Musik und Tanz gegen das Verbot

GRIECHENLAND Der Staatsrundfunk ERT in Athen bietet ein Kulturspektakel der besonderen Art. Die Regierung sucht derweil nach einer politischen Lösung

Das oberste Verwaltungsgericht wird bald verkünden, ob es die Entscheidung zur ERT-Schließung einfriert

AUS ATHEN EVA VÖLPEL

„Selbst die Anarchisten hören jetzt klassische Musik“, schmunzelt Haris Konstantatos. Vor dem großen Gebäude der ERT-Zentrale spielte am Freitag und Samstag das Rundfunkorchesters des griechischen Staatssenders ERT auf einer improvisierten Bühne im Freien Beethoven, später wechselt es zu Tango – und ältere Besucher beginnen zu tanzen.
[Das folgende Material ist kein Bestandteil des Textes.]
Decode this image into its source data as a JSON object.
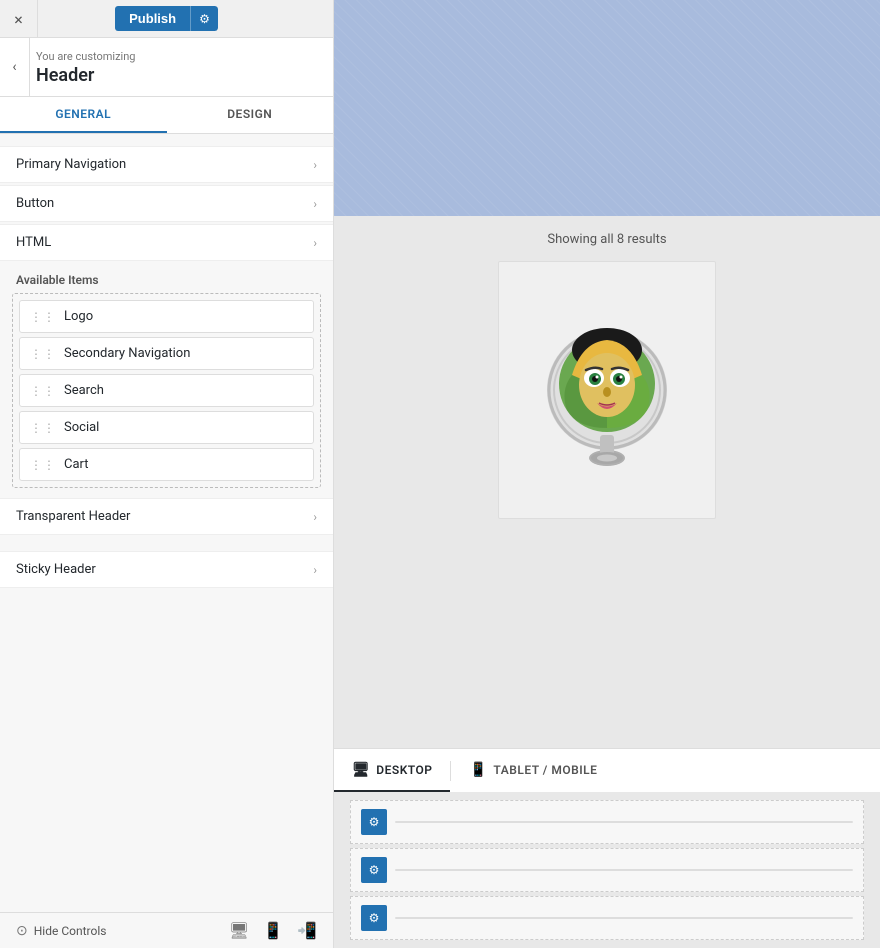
{
  "topbar": {
    "close_icon": "×",
    "publish_label": "Publish",
    "settings_icon": "⚙"
  },
  "context": {
    "customizing_label": "You are customizing",
    "back_icon": "‹",
    "section_title": "Header"
  },
  "tabs": [
    {
      "id": "general",
      "label": "GENERAL",
      "active": true
    },
    {
      "id": "design",
      "label": "DESIGN",
      "active": false
    }
  ],
  "section_rows": [
    {
      "id": "primary-navigation",
      "label": "Primary Navigation"
    },
    {
      "id": "button",
      "label": "Button"
    },
    {
      "id": "html",
      "label": "HTML"
    }
  ],
  "available_items": {
    "label": "Available Items",
    "items": [
      {
        "id": "logo",
        "label": "Logo"
      },
      {
        "id": "secondary-navigation",
        "label": "Secondary Navigation"
      },
      {
        "id": "search",
        "label": "Search"
      },
      {
        "id": "social",
        "label": "Social"
      },
      {
        "id": "cart",
        "label": "Cart"
      }
    ]
  },
  "bottom_sections": [
    {
      "id": "transparent-header",
      "label": "Transparent Header"
    },
    {
      "id": "sticky-header",
      "label": "Sticky Header"
    }
  ],
  "footer": {
    "hide_controls_label": "Hide Controls",
    "icons": [
      "monitor-icon",
      "tablet-icon",
      "phone-icon"
    ]
  },
  "preview": {
    "showing_results": "Showing all 8 results"
  },
  "bottom_tabs": [
    {
      "id": "desktop",
      "label": "DESKTOP",
      "icon": "🖥",
      "active": true
    },
    {
      "id": "tablet-mobile",
      "label": "TABLET / MOBILE",
      "icon": "📱",
      "active": false
    }
  ],
  "settings_rows": [
    {
      "id": "row1"
    },
    {
      "id": "row2"
    },
    {
      "id": "row3"
    }
  ]
}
Es ist ein Kulturprogramm der besonderen Art, dass die 2.700 gefeuerten Beschäftigten der einzigen nichtkommerziellen Rundfunkanstalt Griechenlands und ihre Unterstützer an diesem Wochenende in Athen bieten. Diskussionsrunden wechseln sich ab mit Aufführungen von Stand-up-Comedians, klassischer Musik und Bands. Die ERT-Zentrale ist bedeckt mit Transparenten gegen ihre Schließung, gegen die Troika-Politik und für die Demonstranten in Istanbul. „Samaras hat sich politisch verschätzt, die Welle der Solidarität mit ERT ist riesig“, sagt Eleni. Griechenlands Premierminister Antonis Samaras hatte am Dienstag vergangener Woche per Regierungserlass die Schließung des Senders ERT aus Sparzwängen verkündet. Und damit unerwartet eine enorme Protestwelle losgetreten, die bis ins Ausland reicht.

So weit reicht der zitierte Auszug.